Et même si tous les députés qui ne font partie de la majorité à la Chambre des représentants soutiennent l’initiative, ils ne pourront pas la faire aboutir, puisqu’ils sont au nombre de 125 seulement, soit un peu moins que les 132 nécessaires. Le Rassemblement national des indépendants (102 députés), le Parti authenticité et modernité (87 députés) et le Parti de l’Istiqlal (81 députés), représentent 270 voix, autant dire que la majorité demeure imbattable, à moins d’une dissidence en interne, ce qui reste fort improbable.
Commission d’enquête : possibilité de soutien des députés de la majorité
Tout à son optimisme, Driss Sentissi estime que l’initiative Commission d’enquête parlementaire pourrait également être soutenue par des députés de la majorité. Il a expliqué que si la CEP est créée, ses membres seront nommés par le bureau de la Chambre en se basant sur les propositions des groupes et groupements parlementaires, en respectant la représentation proportionnelle de chacun à la Chambre des représentants (seul le poste de président ou de rapporteur de la Commission sera réservé à l’opposition). De la sorte, contre chaque député de l’opposition au sein de la Commission, il y aura trois députés de la majorité, selon M. Sentissi.
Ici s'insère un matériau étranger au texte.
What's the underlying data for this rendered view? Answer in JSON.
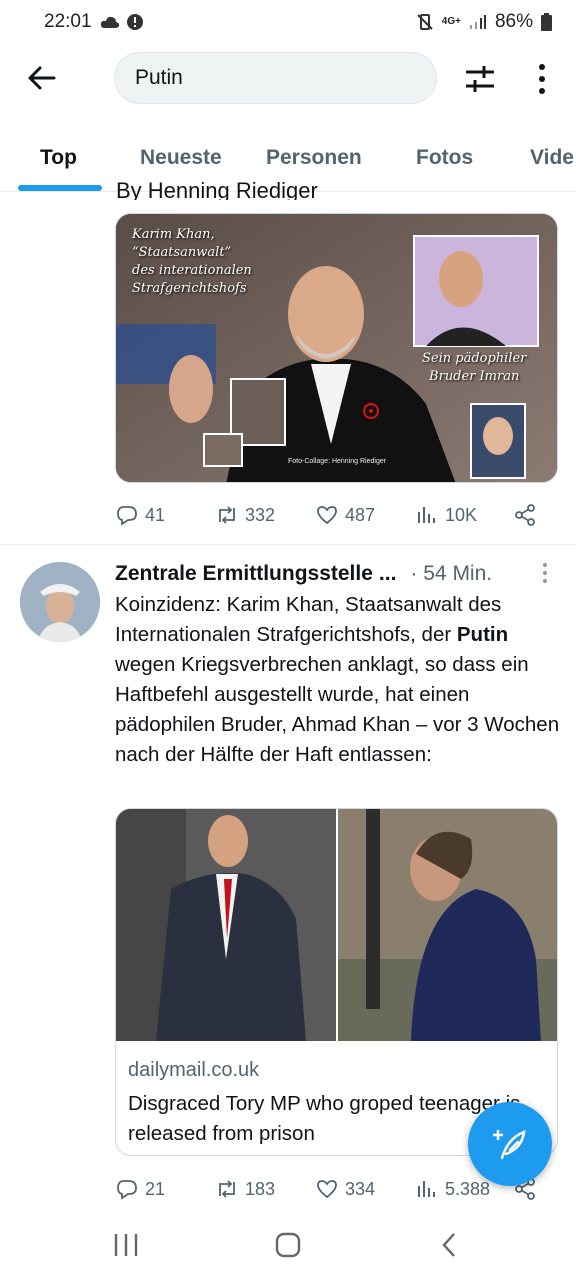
{
  "status_bar": {
    "time": "22:01",
    "network_label": "4G+",
    "battery": "86%"
  },
  "search": {
    "query": "Putin"
  },
  "tabs": [
    {
      "label": "Top",
      "active": true
    },
    {
      "label": "Neueste",
      "active": false
    },
    {
      "label": "Personen",
      "active": false
    },
    {
      "label": "Fotos",
      "active": false
    },
    {
      "label": "Vide",
      "active": false
    }
  ],
  "tweet1": {
    "byline_partial": "By Henning Riediger",
    "media_overlay": {
      "caption_left": [
        "Karim Khan,",
        "“Staatsanwalt”",
        "des interationalen",
        "Strafgerichtshofs"
      ],
      "caption_right": [
        "Sein pädophiler",
        "Bruder Imran"
      ],
      "credit": "Foto-Collage: Henning Riediger"
    },
    "actions": {
      "replies": "41",
      "retweets": "332",
      "likes": "487",
      "views": "10K"
    }
  },
  "tweet2": {
    "author": "Zentrale Ermittlungsstelle",
    "ellipsis": "...",
    "time": "· 54 Min.",
    "text_before": "Koinzidenz: Karim Khan, Staatsanwalt des Internationalen Strafgerichtshofs, der ",
    "text_highlight": "Putin",
    "text_after": " wegen Kriegsverbrechen anklagt, so dass ein Haftbefehl ausgestellt wurde, hat einen pädophilen Bruder, Ahmad Khan – vor 3 Wochen nach der Hälfte der Haft entlassen:",
    "card": {
      "domain": "dailymail.co.uk",
      "title": "Disgraced Tory MP who groped teenager is released from prison"
    },
    "actions": {
      "replies": "21",
      "retweets": "183",
      "likes": "334",
      "views": "5.388"
    }
  },
  "colors": {
    "accent": "#1d9bf0",
    "text_primary": "#0f1419",
    "text_secondary": "#536471"
  }
}
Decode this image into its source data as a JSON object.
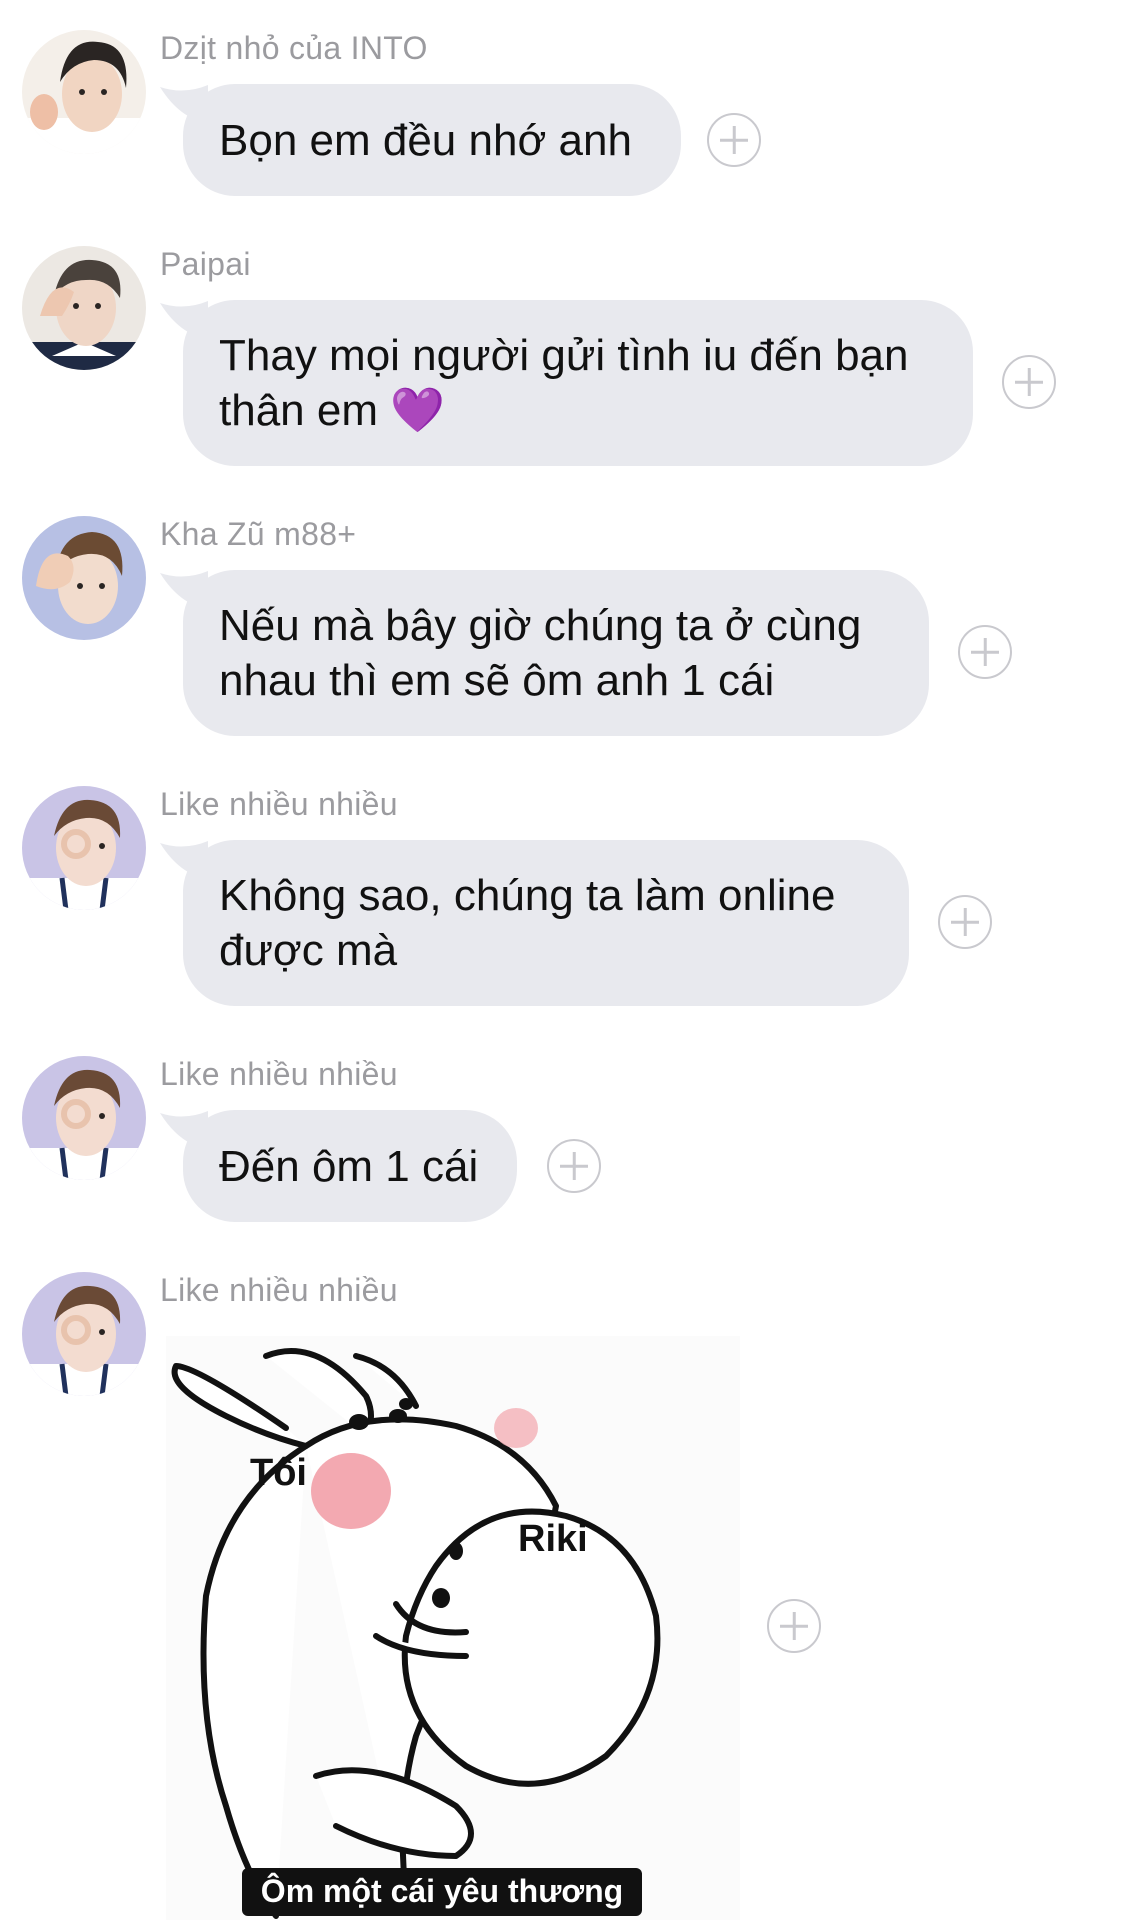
{
  "messages": [
    {
      "sender": "Dzịt nhỏ của INTO",
      "text": "Bọn em đều nhớ anh",
      "avatar": "avatar-ok-hand"
    },
    {
      "sender": "Paipai",
      "text": "Thay mọi người gửi tình iu đến bạn\nthân em 💜",
      "avatar": "avatar-eye-hand"
    },
    {
      "sender": "Kha Zũ m88+",
      "text": "Nếu mà bây giờ chúng ta ở cùng\nnhau thì em sẽ ôm anh 1 cái",
      "avatar": "avatar-eye-hand"
    },
    {
      "sender": "Like nhiều nhiều",
      "text": "Không sao, chúng ta làm online\nđược mà",
      "avatar": "avatar-ok-eye"
    },
    {
      "sender": "Like nhiều nhiều",
      "text": "Đến ôm 1 cái",
      "avatar": "avatar-ok-eye"
    },
    {
      "sender": "Like nhiều nhiều",
      "avatar": "avatar-ok-eye"
    }
  ],
  "sticker": {
    "label_left": "Tôi",
    "label_right": "Riki",
    "caption": "Ôm một cái yêu thương"
  },
  "icons": {
    "reaction": "add-reaction-icon"
  },
  "colors": {
    "bubble": "#e8e9ee",
    "sender": "#9b9b9f",
    "avatar_bg": "#c9c4e6"
  }
}
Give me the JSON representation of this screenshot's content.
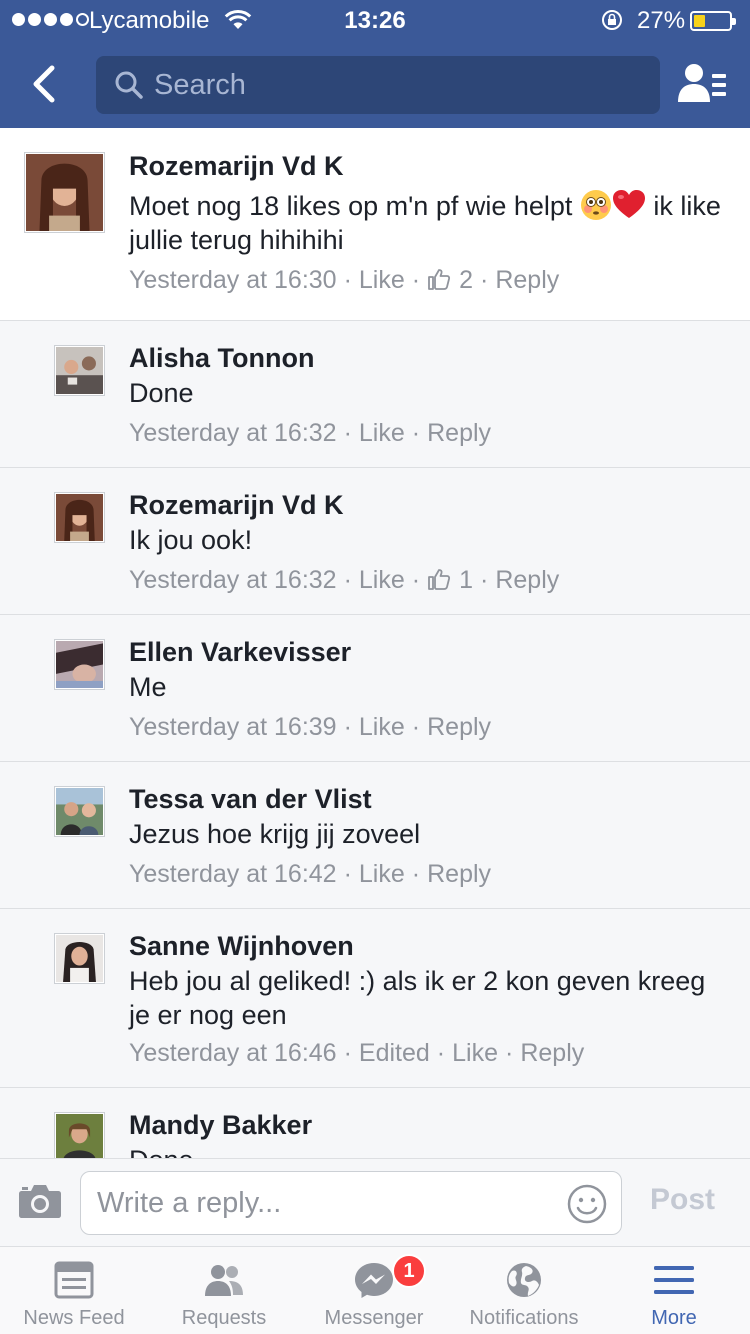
{
  "status_bar": {
    "carrier": "Lycamobile",
    "time": "13:26",
    "battery_percent": "27%",
    "battery_level": 0.27,
    "signal_bars_filled": 4,
    "signal_bars_total": 5
  },
  "header": {
    "search_placeholder": "Search",
    "accent_color": "#3b5998"
  },
  "comments": [
    {
      "author": "Rozemarijn Vd K",
      "text": "Moet nog 18 likes op m'n pf wie helpt 😳❤️ ik like jullie terug hihihihi",
      "time": "Yesterday at 16:30",
      "like_label": "Like",
      "like_count": "2",
      "reply_label": "Reply",
      "is_top_level": true
    },
    {
      "author": "Alisha Tonnon",
      "text": "Done",
      "time": "Yesterday at 16:32",
      "like_label": "Like",
      "reply_label": "Reply"
    },
    {
      "author": "Rozemarijn Vd K",
      "text": "Ik jou ook!",
      "time": "Yesterday at 16:32",
      "like_label": "Like",
      "like_count": "1",
      "reply_label": "Reply"
    },
    {
      "author": "Ellen Varkevisser",
      "text": "Me",
      "time": "Yesterday at 16:39",
      "like_label": "Like",
      "reply_label": "Reply"
    },
    {
      "author": "Tessa van der Vlist",
      "text": "Jezus hoe krijg jij zoveel",
      "time": "Yesterday at 16:42",
      "like_label": "Like",
      "reply_label": "Reply"
    },
    {
      "author": "Sanne Wijnhoven",
      "text": "Heb jou al geliked! :) als ik er 2 kon geven kreeg je er nog een",
      "time": "Yesterday at 16:46",
      "edited_label": "Edited",
      "like_label": "Like",
      "reply_label": "Reply"
    },
    {
      "author": "Mandy Bakker",
      "text": "Done"
    }
  ],
  "reply_bar": {
    "placeholder": "Write a reply...",
    "post_label": "Post"
  },
  "tab_bar": {
    "tabs": [
      {
        "label": "News Feed",
        "icon": "news-feed-icon"
      },
      {
        "label": "Requests",
        "icon": "friend-requests-icon"
      },
      {
        "label": "Messenger",
        "icon": "messenger-icon",
        "badge": "1"
      },
      {
        "label": "Notifications",
        "icon": "globe-icon"
      },
      {
        "label": "More",
        "icon": "hamburger-menu-icon",
        "active": true
      }
    ]
  }
}
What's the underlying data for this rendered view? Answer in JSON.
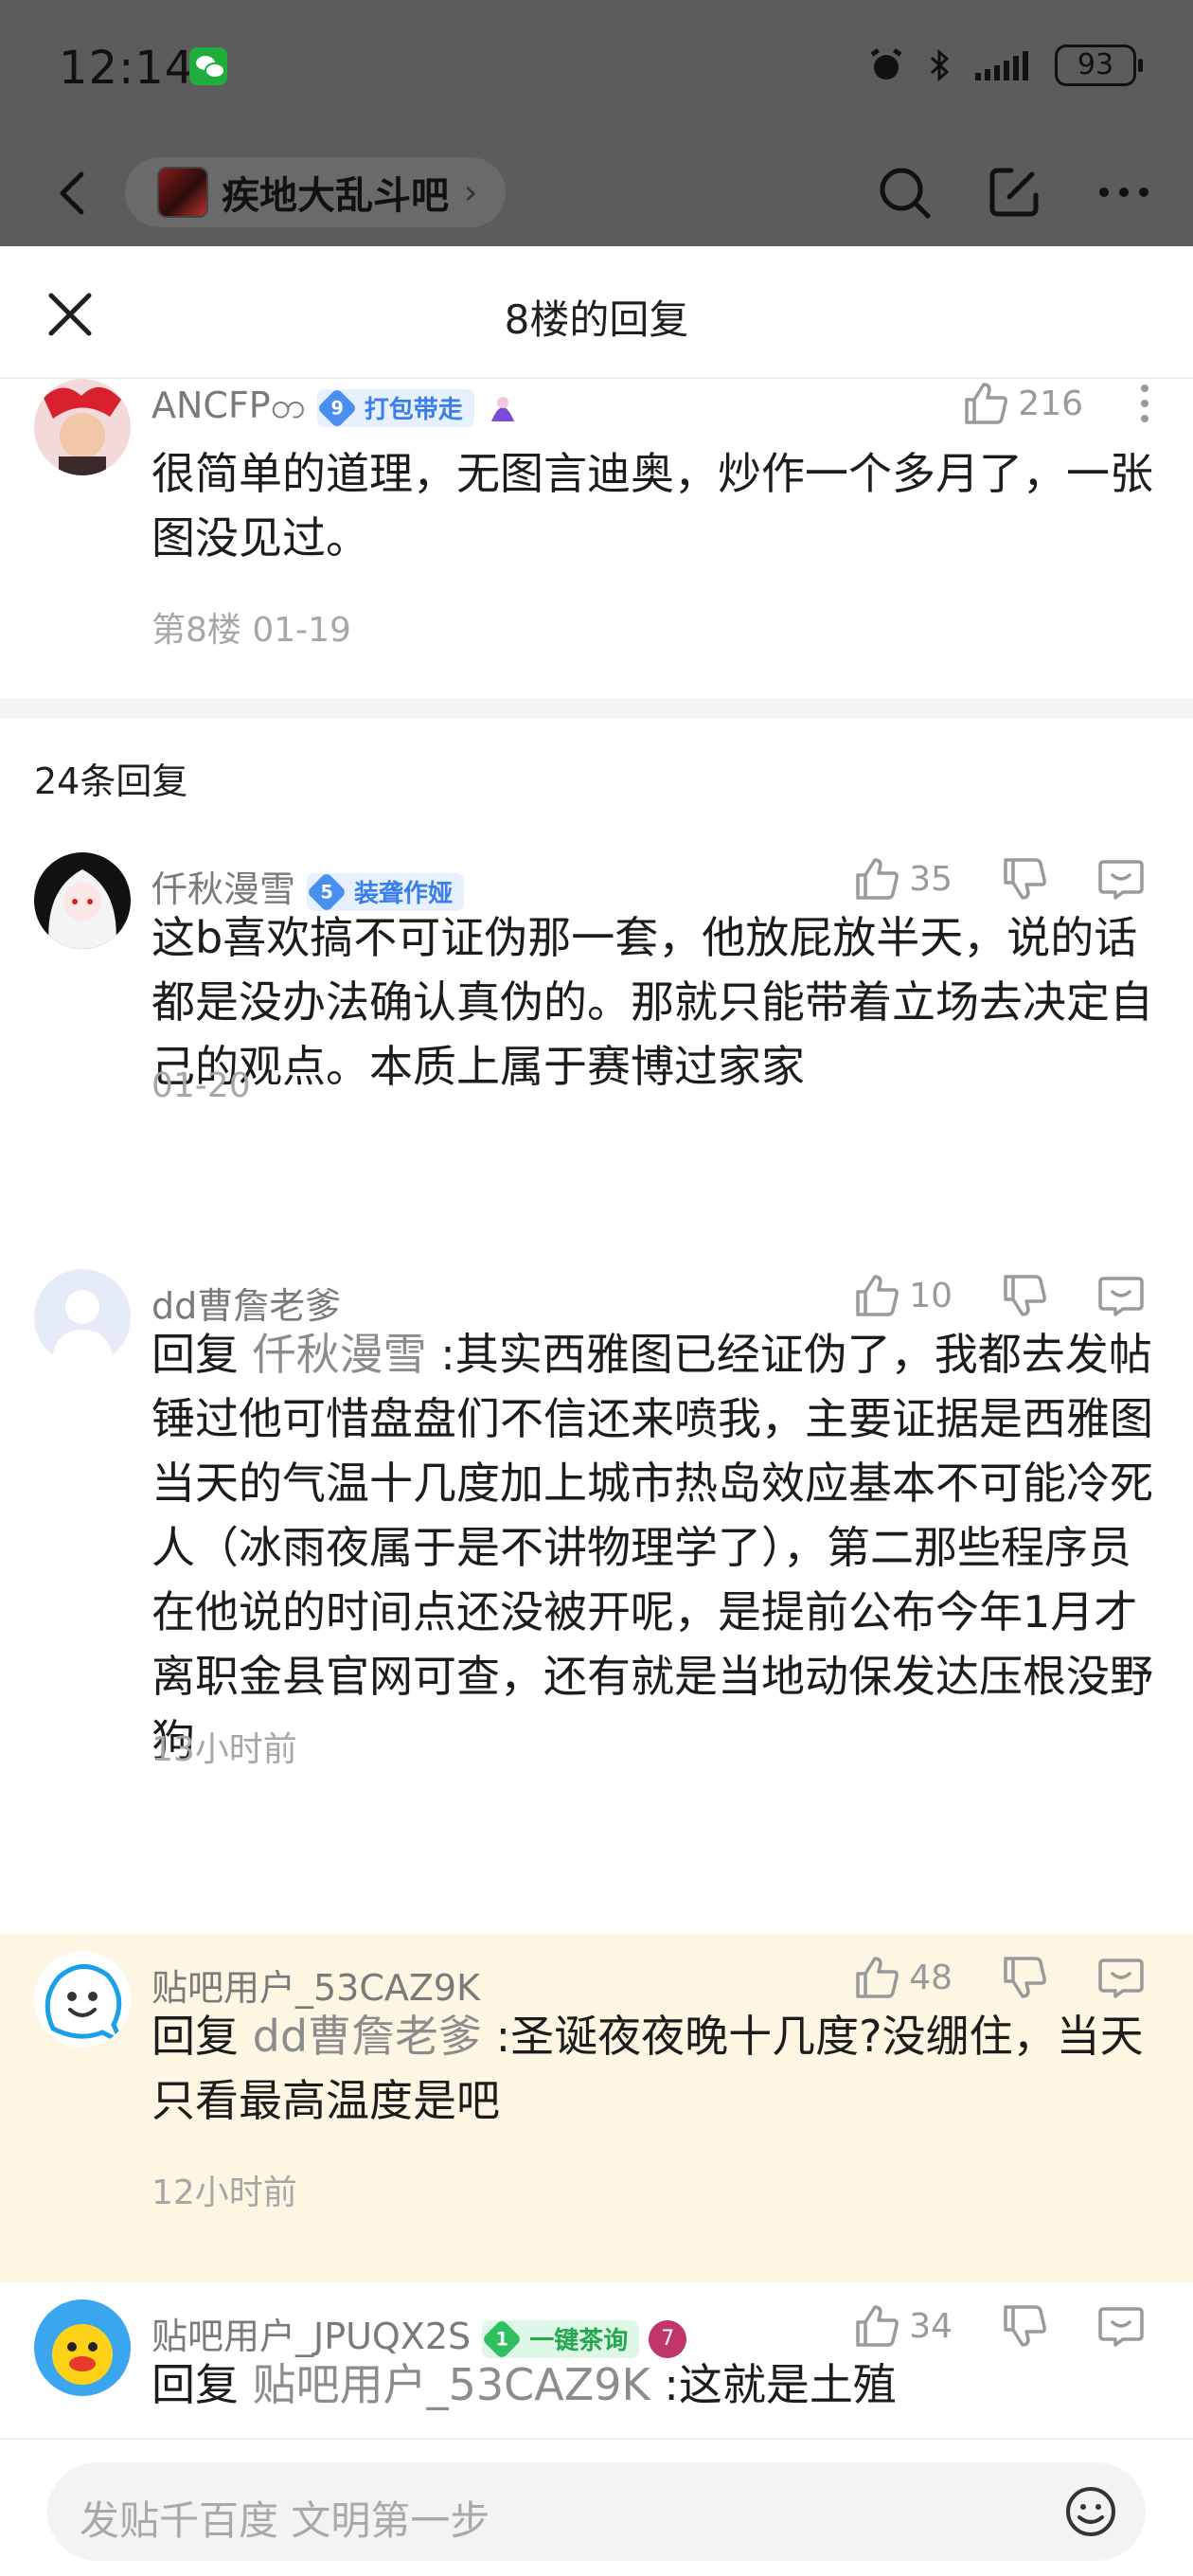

Mais tout compte fait, le député du MP affirme que l’échec de l’initiative de l’opposition ne serait pas la fin du monde, tout en s’interrogeant sur «les réactions excessives que suscite généralement le sujet des carburants». Pour lui, la CEP porte sur «la question spécifique du gasoil russe, et non le gaz comme cela a été mal interprété». Ceci étant, M. Sentissi rappelle que son groupe parlementaire a maintes fois plaidé pour la mise en place d’une Commission de contrôle et de suivi des prix des carburants. «Nous ne pouvons pas continuer à ignorer cette demande», dit-il, en évoquant la possibilité de déposer une motion de censure. «Nous avons les moyens de la faire passer, même si nous sommes minoritaires», conclut-il.